We don't just need collision resistance, we also need pseudorandomness (i.e. suitability of the output as a Jubjub private scalar).

[daira]

Section 3 of the Curve25519 paper is relevant:

Choice of key-derivation function. There are no theorems guaranteeing the safety of any particular key-derivation function H with, e.g., 512-bit output. Some silly choices of H are breakable. As an extreme example, if H outputs just 64 bits followed by all zeros, then an attacker can perform a brute-force [Daira: or Pollard lambda] search for those 64 bits. On the other hand, from the perspective of a secret-key cryptographer, it seems very easy to design a safe function H. A small amount of mixing, far less than necessary to make a safe secret-key cipher, stops all known attacks.

(The paper goes on to define a KDF based on Salsa20.)

In terms of attacks, the main threat seems to be generalized Pollard lambda attacks, based on using the structure of the resulting scalar (possibly in combination with endomorphisms) for a meet-in-the-middle attack. Here we have the advantage that the input to CRH^ivk is the representation of a tuple of random points (ak, nk), so for Tweedledee in place of Jubjub it would have roughly 508 bits of entropy, from the point of view of someone who does not have the full viewing key.

It's worth pointing out that CRH^ivk needs to be preimage-resistant if-and-only-if we require an authority separation between incoming viewing keys and full viewing keys. I think the intention is that the implementation of Sapling-on-Halo-2 in zcashd will only support full viewing keys.

The reason why we required a full cryptographic hash, BLAKE2s, for CRH^ivk in Sapling, was that:

• it's a conservative choice that is easy to prove secure (since the security argument can just treat it as a random oracle);
• we already required a collision-resistant PRF in the circuit for PRF^nfSapling.

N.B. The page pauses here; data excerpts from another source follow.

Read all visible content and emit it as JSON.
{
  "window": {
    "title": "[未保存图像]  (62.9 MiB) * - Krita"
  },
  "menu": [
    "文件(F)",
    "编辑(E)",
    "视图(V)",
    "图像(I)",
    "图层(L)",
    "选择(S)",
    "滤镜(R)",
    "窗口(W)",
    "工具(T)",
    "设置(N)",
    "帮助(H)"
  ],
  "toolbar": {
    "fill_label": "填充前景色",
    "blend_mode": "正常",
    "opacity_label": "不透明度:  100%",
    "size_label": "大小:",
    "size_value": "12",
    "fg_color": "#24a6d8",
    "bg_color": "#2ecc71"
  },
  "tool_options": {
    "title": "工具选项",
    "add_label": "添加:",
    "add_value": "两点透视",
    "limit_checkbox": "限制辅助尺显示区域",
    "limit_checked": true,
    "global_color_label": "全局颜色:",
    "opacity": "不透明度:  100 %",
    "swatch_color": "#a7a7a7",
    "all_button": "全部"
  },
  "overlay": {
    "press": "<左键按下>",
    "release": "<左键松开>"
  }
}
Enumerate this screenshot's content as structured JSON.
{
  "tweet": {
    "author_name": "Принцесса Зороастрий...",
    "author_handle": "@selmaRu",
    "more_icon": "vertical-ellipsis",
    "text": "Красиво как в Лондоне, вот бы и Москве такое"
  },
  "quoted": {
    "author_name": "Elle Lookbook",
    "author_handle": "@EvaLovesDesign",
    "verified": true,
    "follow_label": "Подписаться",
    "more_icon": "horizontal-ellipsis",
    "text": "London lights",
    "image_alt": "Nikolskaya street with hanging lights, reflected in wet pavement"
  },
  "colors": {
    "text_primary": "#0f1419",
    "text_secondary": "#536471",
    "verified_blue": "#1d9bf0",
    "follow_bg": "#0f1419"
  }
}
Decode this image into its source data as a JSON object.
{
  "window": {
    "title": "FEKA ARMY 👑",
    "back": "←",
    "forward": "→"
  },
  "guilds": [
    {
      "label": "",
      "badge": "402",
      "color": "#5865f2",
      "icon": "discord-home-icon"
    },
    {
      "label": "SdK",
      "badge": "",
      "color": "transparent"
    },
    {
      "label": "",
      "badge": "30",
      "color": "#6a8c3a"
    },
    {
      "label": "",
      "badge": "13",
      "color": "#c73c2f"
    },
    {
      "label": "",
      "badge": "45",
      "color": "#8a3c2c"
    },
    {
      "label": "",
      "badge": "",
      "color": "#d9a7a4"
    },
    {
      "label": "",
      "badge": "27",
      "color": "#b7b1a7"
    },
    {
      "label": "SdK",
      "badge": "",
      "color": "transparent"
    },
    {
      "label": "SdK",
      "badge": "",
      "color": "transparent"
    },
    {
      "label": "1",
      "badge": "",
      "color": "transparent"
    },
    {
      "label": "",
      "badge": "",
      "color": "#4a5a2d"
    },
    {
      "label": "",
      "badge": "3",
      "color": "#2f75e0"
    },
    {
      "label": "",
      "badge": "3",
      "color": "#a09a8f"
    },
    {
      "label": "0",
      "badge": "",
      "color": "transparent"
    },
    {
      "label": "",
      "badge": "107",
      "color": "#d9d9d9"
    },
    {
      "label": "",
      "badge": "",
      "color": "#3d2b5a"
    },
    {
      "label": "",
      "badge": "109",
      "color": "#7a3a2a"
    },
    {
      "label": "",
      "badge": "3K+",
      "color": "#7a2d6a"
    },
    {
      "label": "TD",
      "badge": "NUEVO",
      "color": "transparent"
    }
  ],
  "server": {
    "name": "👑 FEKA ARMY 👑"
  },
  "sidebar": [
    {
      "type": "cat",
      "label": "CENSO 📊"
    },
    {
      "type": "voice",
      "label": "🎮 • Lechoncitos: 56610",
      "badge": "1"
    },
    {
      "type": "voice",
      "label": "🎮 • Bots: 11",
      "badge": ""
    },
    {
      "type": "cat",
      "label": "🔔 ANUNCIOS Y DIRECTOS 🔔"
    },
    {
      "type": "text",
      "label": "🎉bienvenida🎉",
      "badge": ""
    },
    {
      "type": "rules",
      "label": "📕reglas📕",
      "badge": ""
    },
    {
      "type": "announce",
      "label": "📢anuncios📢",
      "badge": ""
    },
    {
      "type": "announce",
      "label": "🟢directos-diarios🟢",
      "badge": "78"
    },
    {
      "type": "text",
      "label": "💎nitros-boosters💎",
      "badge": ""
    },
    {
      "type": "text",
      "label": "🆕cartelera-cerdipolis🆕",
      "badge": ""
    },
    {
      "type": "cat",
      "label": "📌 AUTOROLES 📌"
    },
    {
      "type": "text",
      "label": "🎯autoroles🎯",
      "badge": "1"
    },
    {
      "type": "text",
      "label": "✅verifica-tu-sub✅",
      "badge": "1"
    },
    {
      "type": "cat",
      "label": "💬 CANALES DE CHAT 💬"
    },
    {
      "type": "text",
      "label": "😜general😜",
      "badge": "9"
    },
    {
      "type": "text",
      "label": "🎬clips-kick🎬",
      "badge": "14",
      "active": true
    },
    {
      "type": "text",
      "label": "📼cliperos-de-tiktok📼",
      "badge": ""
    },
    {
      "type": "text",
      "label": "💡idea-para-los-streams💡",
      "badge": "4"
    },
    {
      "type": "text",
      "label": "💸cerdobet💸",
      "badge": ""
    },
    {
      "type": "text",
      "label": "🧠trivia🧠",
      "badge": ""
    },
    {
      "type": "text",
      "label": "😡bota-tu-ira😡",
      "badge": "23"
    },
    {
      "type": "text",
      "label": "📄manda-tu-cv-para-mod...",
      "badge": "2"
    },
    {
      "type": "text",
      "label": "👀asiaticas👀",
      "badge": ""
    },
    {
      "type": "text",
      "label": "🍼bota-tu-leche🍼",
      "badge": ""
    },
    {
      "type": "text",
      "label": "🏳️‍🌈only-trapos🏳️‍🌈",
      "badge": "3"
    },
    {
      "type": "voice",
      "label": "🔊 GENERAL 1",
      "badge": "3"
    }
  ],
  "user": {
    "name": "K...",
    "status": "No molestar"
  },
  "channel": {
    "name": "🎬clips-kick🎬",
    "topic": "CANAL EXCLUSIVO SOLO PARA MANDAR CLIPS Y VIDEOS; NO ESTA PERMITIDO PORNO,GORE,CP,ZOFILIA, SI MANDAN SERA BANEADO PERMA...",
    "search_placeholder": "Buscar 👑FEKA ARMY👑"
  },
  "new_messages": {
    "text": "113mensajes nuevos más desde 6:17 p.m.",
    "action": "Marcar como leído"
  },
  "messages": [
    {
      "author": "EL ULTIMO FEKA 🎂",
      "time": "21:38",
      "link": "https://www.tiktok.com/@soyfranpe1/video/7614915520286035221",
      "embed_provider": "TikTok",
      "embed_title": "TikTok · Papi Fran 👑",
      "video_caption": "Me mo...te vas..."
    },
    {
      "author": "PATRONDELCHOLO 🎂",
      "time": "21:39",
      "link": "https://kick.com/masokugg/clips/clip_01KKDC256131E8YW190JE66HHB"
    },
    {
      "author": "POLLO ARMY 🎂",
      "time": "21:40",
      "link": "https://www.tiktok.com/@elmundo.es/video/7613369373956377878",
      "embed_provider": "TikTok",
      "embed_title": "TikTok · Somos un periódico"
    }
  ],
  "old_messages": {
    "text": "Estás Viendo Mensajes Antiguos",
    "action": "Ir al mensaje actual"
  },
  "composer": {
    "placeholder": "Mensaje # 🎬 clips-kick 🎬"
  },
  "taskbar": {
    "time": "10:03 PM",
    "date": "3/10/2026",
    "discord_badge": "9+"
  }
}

In Sapling-on-Halo-2 we want to make the circuit much smaller. That is, it should have many fewer rows than the Sapling circuit had R1CS constraints. This is expected to more than compensate for the fact that the cost per row to prove a circuit in Halo 2 will be higher than the cost per R1CS constraint in Groth16. (Also, the unbatched verification cost will be linear in the number of rows, although with a fairly small constant.) While it would be possible to improve the size of a BLAKE2s circuit using lookups, it's still not competitive with algebraic hashes.